What is a threshold?
The first definition that comes to mind is a doorway or entrance – a line or step you cross over to move into another space. Fall is a threshold season. It lies between summer and winter. Halloween, or the Celtic Samhain, is a threshold day, roughly halfway between the autumn equinox and the winter solstice, marking the end of harvest activities and the beginning of a fallow time of rest. Some believe it is a thin place in time too, when the threshold between the visible and invisible worlds is easily crossed. Another definition of threshold is the amount or magnitude of something that is required for something new to happen, such as the temperature water must reach to turn to steam, or the amount of money you must earn to move into a different tax bracket, or the knowledge you must attain to move to another grade in school. You might want to think of both senses of the word when you think about what threshold you are crossing (or what state you are moving into) this coming winter.
Honouring the past, crossing the threshold
One of the issues that I frequently work with clients on is how to honour and cope with transition. In traditional societies, human beings were supported through changes by many different rituals marking various threshold times, such as puberty, marriage, and death. In most rituals you will find a dynamic of “Yes – No – Yes.” We say the first “yes” by celebrating what was true or of value in the past phase, and then we say “no,” where we turn away from the past and say, “I’m ready to be done with that time of my life.” We then turn towards something new – that’s our second “yes.” Here is a “yes – no – yes” art exercise I’ve given myself this fall to help me embrace this particular threshold season. It’s as much (or more) about the process than about putting it together into a finished piece, so feel free to omit the last step if you like!

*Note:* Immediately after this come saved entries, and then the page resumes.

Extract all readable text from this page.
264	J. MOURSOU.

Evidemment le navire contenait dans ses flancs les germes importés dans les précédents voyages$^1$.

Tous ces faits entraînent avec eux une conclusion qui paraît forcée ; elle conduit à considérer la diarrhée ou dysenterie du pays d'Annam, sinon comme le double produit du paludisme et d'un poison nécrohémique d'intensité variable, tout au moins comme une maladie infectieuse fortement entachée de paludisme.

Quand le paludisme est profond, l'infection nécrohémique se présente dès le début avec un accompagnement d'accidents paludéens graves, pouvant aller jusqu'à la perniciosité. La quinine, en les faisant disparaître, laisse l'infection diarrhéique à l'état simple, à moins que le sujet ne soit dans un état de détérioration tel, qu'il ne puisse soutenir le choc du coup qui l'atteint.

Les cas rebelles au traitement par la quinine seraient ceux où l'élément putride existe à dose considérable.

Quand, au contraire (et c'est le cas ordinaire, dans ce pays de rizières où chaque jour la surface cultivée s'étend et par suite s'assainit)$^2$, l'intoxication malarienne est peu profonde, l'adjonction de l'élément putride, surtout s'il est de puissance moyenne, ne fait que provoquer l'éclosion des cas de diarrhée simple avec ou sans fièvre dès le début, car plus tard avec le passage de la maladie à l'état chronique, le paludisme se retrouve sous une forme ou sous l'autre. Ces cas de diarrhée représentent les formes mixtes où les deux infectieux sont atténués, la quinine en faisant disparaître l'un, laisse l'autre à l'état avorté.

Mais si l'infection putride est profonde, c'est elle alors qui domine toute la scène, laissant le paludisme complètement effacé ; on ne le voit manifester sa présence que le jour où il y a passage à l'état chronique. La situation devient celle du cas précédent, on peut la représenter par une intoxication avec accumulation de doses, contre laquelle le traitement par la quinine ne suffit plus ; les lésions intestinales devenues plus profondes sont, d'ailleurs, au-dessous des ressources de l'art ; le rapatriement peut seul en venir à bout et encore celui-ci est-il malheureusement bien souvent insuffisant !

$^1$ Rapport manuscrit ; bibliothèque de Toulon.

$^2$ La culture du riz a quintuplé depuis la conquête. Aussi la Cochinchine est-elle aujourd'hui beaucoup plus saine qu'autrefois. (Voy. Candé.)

Autumn into Winter: A Threshold Project
Magazines, scraps of coloured paper, beads, feathers, or other natural and found items, glue, scissors, poster board or a shoe box or other box with lid.

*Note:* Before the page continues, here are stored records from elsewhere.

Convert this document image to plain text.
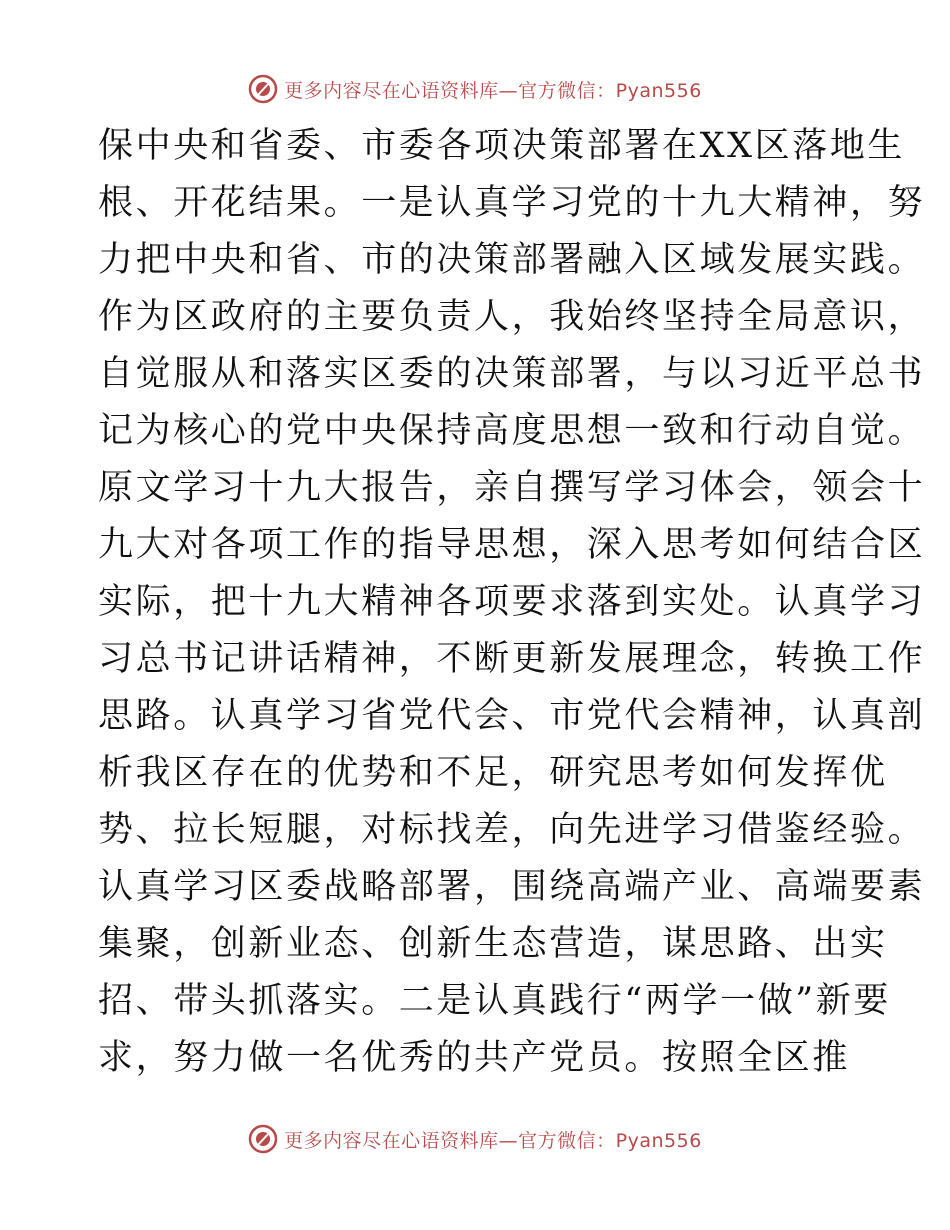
更多内容尽在心语资料库—官方微信：Pyan556
保中央和省委、市委各项决策部署在XX区落地生
根、开花结果。一是认真学习党的十九大精神，努
力把中央和省、市的决策部署融入区域发展实践。
作为区政府的主要负责人，我始终坚持全局意识，
自觉服从和落实区委的决策部署，与以习近平总书
记为核心的党中央保持高度思想一致和行动自觉。
原文学习十九大报告，亲自撰写学习体会，领会十
九大对各项工作的指导思想，深入思考如何结合区
实际，把十九大精神各项要求落到实处。认真学习
习总书记讲话精神，不断更新发展理念，转换工作
思路。认真学习省党代会、市党代会精神，认真剖
析我区存在的优势和不足，研究思考如何发挥优
势、拉长短腿，对标找差，向先进学习借鉴经验。
认真学习区委战略部署，围绕高端产业、高端要素
集聚，创新业态、创新生态营造，谋思路、出实
招、带头抓落实。二是认真践行“两学一做”新要
求，努力做一名优秀的共产党员。按照全区推
更多内容尽在心语资料库—官方微信：Pyan556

The first “Yes” – The harvest
Sort through your materials. Choose a whole bunch of images and pieces to reflect your life over the last three months or so. Include everything, good and bad, that you can think of.
Sort through your collection from the first step. What images, or parts of the images you chose, could be trimmed down or cut out? Metaphorically speaking, is there anything that needs to be put in the burn pile? Can some of it be composted, or used as mulch to cover the tender earth through the winter? Put these images and pieces aside for now. We’ll call this the compost pile.
The second “Yes” – Embracing the fallow season
Take another look through the pile again. This time you’ll be looking for images or parts of images that feel new, tender, or in need of protection from the winter ahead. Is there any growth in your life that is still quite young and fragile? New thoughts, plans, or ideas on the horizon that you are ready to to turn towards? You can set these elements aside in their own pile too. These are the things in your life that can use the winter season as a time to rest and gather strength. They will benefit from being quietly nurtured until the next growing season. This is the tender new growth pile.
Putting it all together
You will now have three different groups of images now: a compost pile, a tender new growth pile, and what’s left is a pile of elements that are full grown and can be celebrated. You could stop here and journal about the process, or you might already have an inspiration for how you want to work them all into a collage on the poster board. If not, here’s an idea to try using a box:
Using a shoe box or other lidded box, glue the “compost pile” elements to the outside of the box (not including the lid). You might want to creatively cut or tear these images up, since you don’t necessarily want to see them anymore. These elements will act as mulch to protect the inside of the box.
Glue the items in your “tender new growth” pile to the inside of the box. These elements need to be protected through the cold months, nurtured beneath the soil.
Finally, those images that portray the elements from the past season that you want to celebrate can be glued onto the lid of the box. These parts of your life can weather the winter out in the open, and can give you a lift or boost your confidence whenever you need it.
As always, writing about your experience and any insights you get while working (playing!) this way can deepen the benefits of the project. I’d love to hear what you think of it! Enjoy the harvest!